Frequently asked questions
How long does it take to build an AI platform in-house?
Reported timelines for a mid-market fund to reach a working baseline, not full parity with a mature platform, typically run six to twelve months. That’s before the ongoing work: retuning retrieval, patching security, and upgrading every time a frontier lab ships a new model, which happens every few months indefinitely.
Can we build custom things on top of DealSage instead of building from scratch?
Yes, and that’s most of the point of the platform rather than a workaround. DealSage connects over MCP so your own tools and models can query the ontology directly, supports custom objects alongside Deal, Contact and Organisation for whatever your firm needs to track, and lets you bring your own LLM rather than being locked to one vendor’s model. You get the foundation built, then extend it, instead of building the foundation yourself first.
What happens to our data if we ever leave DealSage?
You keep it. The ontology is built on your firm’s own data, and a churn conversation should be a data export conversation, not a hostage negotiation. Ask any vendor, DealSage included, to put that in writing before you sign, and be wary of anyone who won’t.
How many engineers does it actually take to build and run this in-house?

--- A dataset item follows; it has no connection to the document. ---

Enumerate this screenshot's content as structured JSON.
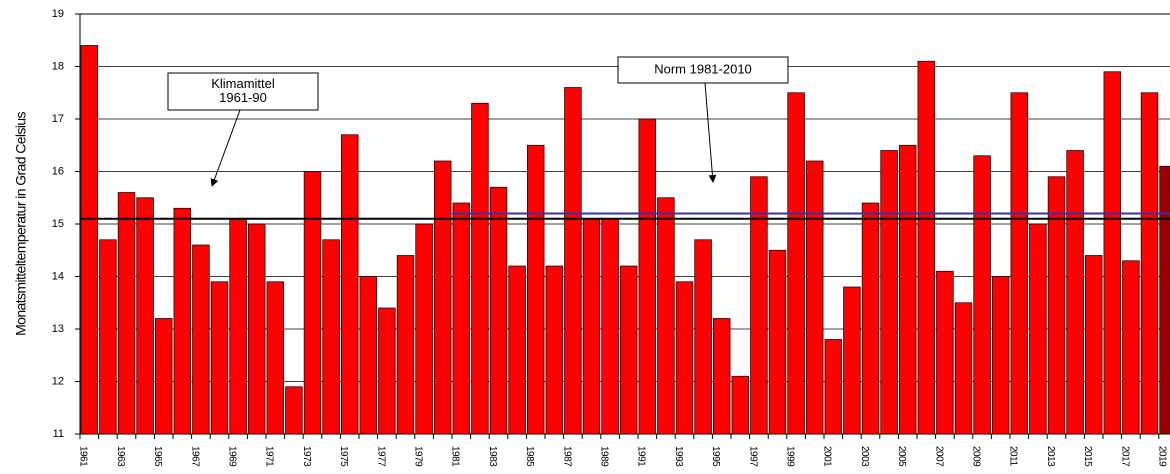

Reported figures for reaching parity with a platform baseline, not exceeding it, typically land around two to four engineers for the first year, then ongoing headcount indefinitely after that for maintenance, model upgrades and security review. Treat that as a typical range from firms who’ve done it, not a quote for your specific case.
Is DealSage cheaper than building in-house?
Usually, once you count the full three-year cost rather than the first quarter. The build itself is rarely where in-house projects go wrong. It’s the maintenance that never shows up in the original business case: infrastructure, model churn, security review, and the salary of whoever has to keep it running after the person who built it moves on. DealSage’s cost is a subscription plus a scoped embedded-team engagement, and both are quoted up front.